将棋のように運に左右されず、盤上の駒や持ち駒が完全に公開されているボードゲームでは、AIの力量は人間の知性をすでに上回っています。

2024年3月6日現在、将棋のプロ棋士は、藤井聡太 八冠王を筆頭に、将棋の指し手をAIで解析して研究することは当たり前の時代です。実際の対局時にはAIを使えませんが、対局前や対局後にはAIと協力して準備や振り返りを行っています。

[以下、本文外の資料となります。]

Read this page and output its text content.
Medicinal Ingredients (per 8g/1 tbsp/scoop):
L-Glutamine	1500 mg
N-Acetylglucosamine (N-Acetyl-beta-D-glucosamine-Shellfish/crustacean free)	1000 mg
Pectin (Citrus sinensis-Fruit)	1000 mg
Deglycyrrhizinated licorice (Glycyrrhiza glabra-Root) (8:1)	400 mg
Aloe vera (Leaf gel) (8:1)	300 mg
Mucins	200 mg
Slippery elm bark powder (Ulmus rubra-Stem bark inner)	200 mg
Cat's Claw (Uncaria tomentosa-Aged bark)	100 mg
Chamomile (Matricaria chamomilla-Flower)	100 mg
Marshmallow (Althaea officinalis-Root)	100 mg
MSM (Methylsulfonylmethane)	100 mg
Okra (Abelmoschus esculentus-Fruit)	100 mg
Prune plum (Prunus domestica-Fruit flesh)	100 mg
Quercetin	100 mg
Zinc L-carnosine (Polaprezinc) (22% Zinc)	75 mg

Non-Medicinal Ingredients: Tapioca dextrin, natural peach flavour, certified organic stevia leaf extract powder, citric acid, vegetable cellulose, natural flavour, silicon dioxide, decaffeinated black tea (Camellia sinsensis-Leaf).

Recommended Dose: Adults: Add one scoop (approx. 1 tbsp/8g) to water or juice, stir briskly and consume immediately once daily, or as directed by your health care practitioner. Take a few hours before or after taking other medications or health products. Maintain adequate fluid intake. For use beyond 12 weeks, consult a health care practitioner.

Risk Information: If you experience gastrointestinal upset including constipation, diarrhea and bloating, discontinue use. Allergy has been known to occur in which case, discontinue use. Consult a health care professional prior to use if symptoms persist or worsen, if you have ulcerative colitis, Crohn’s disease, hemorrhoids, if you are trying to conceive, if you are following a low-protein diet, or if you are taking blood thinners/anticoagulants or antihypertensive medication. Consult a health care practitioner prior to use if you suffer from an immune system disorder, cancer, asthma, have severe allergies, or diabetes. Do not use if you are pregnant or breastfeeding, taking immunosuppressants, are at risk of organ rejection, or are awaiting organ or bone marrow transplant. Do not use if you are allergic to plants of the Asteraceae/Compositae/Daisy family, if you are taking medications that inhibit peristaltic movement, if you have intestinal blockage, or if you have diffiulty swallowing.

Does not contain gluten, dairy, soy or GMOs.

シンギュラリティは、部分的にはもう実現していると言って良いでしょう。

では、AIがさらに発展していった先に、どんな未来が待っているのでしょうか?
人気マンガ・アニメ「葬送のフリーレン」を見ていて、そのヒントがあったように思います。

※ここからネタバレですよん

未踏破のダンジョン『零落の王墓』攻略編には、防御側にシュピーゲルの複製体が出てきます。ダンジョンへ侵入してきた魔法使いたちの技術・思考・記憶までも精巧に模倣した複製体です。そのため『零落の王墓』を攻略しようとするチームは、自分たちと互角の力を持つ複製体との消耗戦を強いられる。

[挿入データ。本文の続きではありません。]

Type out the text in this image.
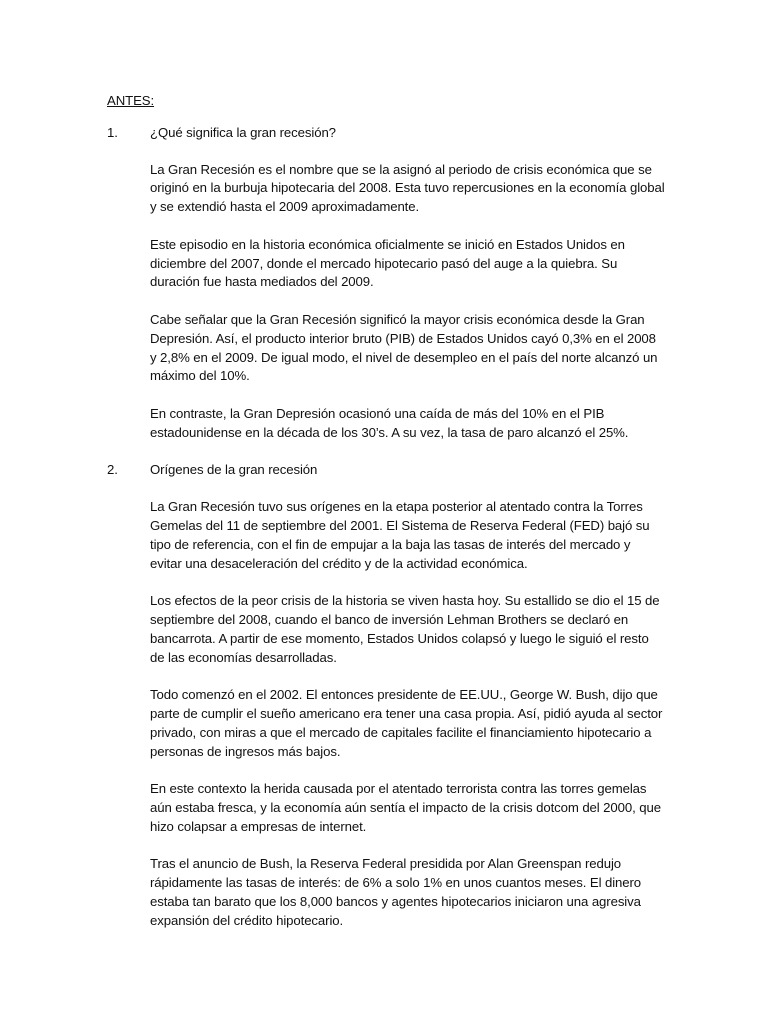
ANTES:
1.	¿Qué significa la gran recesión?

La Gran Recesión es el nombre que se la asignó al periodo de crisis económica que se originó en la burbuja hipotecaria del 2008. Esta tuvo repercusiones en la economía global y se extendió hasta el 2009 aproximadamente.

Este episodio en la historia económica oficialmente se inició en Estados Unidos en diciembre del 2007, donde el mercado hipotecario pasó del auge a la quiebra. Su duración fue hasta mediados del 2009.

Cabe señalar que la Gran Recesión significó la mayor crisis económica desde la Gran Depresión. Así, el producto interior bruto (PIB) de Estados Unidos cayó 0,3% en el 2008 y 2,8% en el 2009. De igual modo, el nivel de desempleo en el país del norte alcanzó un máximo del 10%.

En contraste, la Gran Depresión ocasionó una caída de más del 10% en el PIB estadounidense en la década de los 30’s. A su vez, la tasa de paro alcanzó el 25%.

2.	Orígenes de la gran recesión

La Gran Recesión tuvo sus orígenes en la etapa posterior al atentado contra la Torres Gemelas del 11 de septiembre del 2001. El Sistema de Reserva Federal (FED) bajó su tipo de referencia, con el fin de empujar a la baja las tasas de interés del mercado y evitar una desaceleración del crédito y de la actividad económica.

Los efectos de la peor crisis de la historia se viven hasta hoy. Su estallido se dio el 15 de septiembre del 2008, cuando el banco de inversión Lehman Brothers se declaró en bancarrota. A partir de ese momento, Estados Unidos colapsó y luego le siguió el resto de las economías desarrolladas.

Todo comenzó en el 2002. El entonces presidente de EE.UU., George W. Bush, dijo que parte de cumplir el sueño americano era tener una casa propia. Así, pidió ayuda al sector privado, con miras a que el mercado de capitales facilite el financiamiento hipotecario a personas de ingresos más bajos.

En este contexto la herida causada por el atentado terrorista contra las torres gemelas aún estaba fresca, y la economía aún sentía el impacto de la crisis dotcom del 2000, que hizo colapsar a empresas de internet.

Tras el anuncio de Bush, la Reserva Federal presidida por Alan Greenspan redujo rápidamente las tasas de interés: de 6% a solo 1% en unos cuantos meses. El dinero estaba tan barato que los 8,000 bancos y agentes hipotecarios iniciaron una agresiva expansión del crédito hipotecario.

マンガ・アニメ「葬送のフリーレン」は、主人公が魔法使いなだけに、魔法が存在する世界線です。魔法の中には、精神に働きかけて幻覚を見せたり、操作したりする精神魔法が含まれます。ところがシュピーゲルの複製体には、精神魔法が通用しません。なぜなら複製体は、心の働きを精密に模倣してはいても、心が無いから。

これって、いま流行りの ChatGPT にも通じるところがありますよね。こちらが問いを投げると、高い知性と感情があるかのような返答が流れるように表示されてくる。ですが、ChatGPT が心を持っているわけではありません。

先ほどの将棋ソフトの話に戻りますと、将棋のプロ棋士が異口同音におっしゃるのが「ソフトには恐怖心が無い」。将棋は基本的に、お互いの玉将を詰ます(仕止める)ゲームです。どんなに優勢に戦いを進めていても、終盤でやり損なって、自分の玉将が詰まされたら逆転負け。将棋のプロといえども、その恐怖心はあるのです。けれども将棋ソフトには恐怖心どころか心が無いので、人間から見て危ない手順でも機械的に踏み込んでいけます。

「葬送のフリーレン」に出てくるシュピーゲルの複製体は、ダンジョンに侵入してきた魔法使いと互角の力を持つが、心は無い、という設定でした。

AIがさらに発展していくと、人間の知性や力量をはるかに上回り、人間の心の働きを精密に模倣した存在として立ち現れてくるでしょう。されど心が無い。恐怖心も無い。

これが、科学者や哲学者の言うシンギュラリティの定義を満たすのかどうか、私には分かりません。

しかし、このままAIが発展していくと、シュピーゲルの複製体をめっちゃ強くして、心を模倣しているけど心が無い存在として出現するのは確実だと考えます。

人間には、愚かで賢く、醜くて美しい心がありますね。

心を活かして、AIと協力しつつ、何ができるかが問われるのでしょう。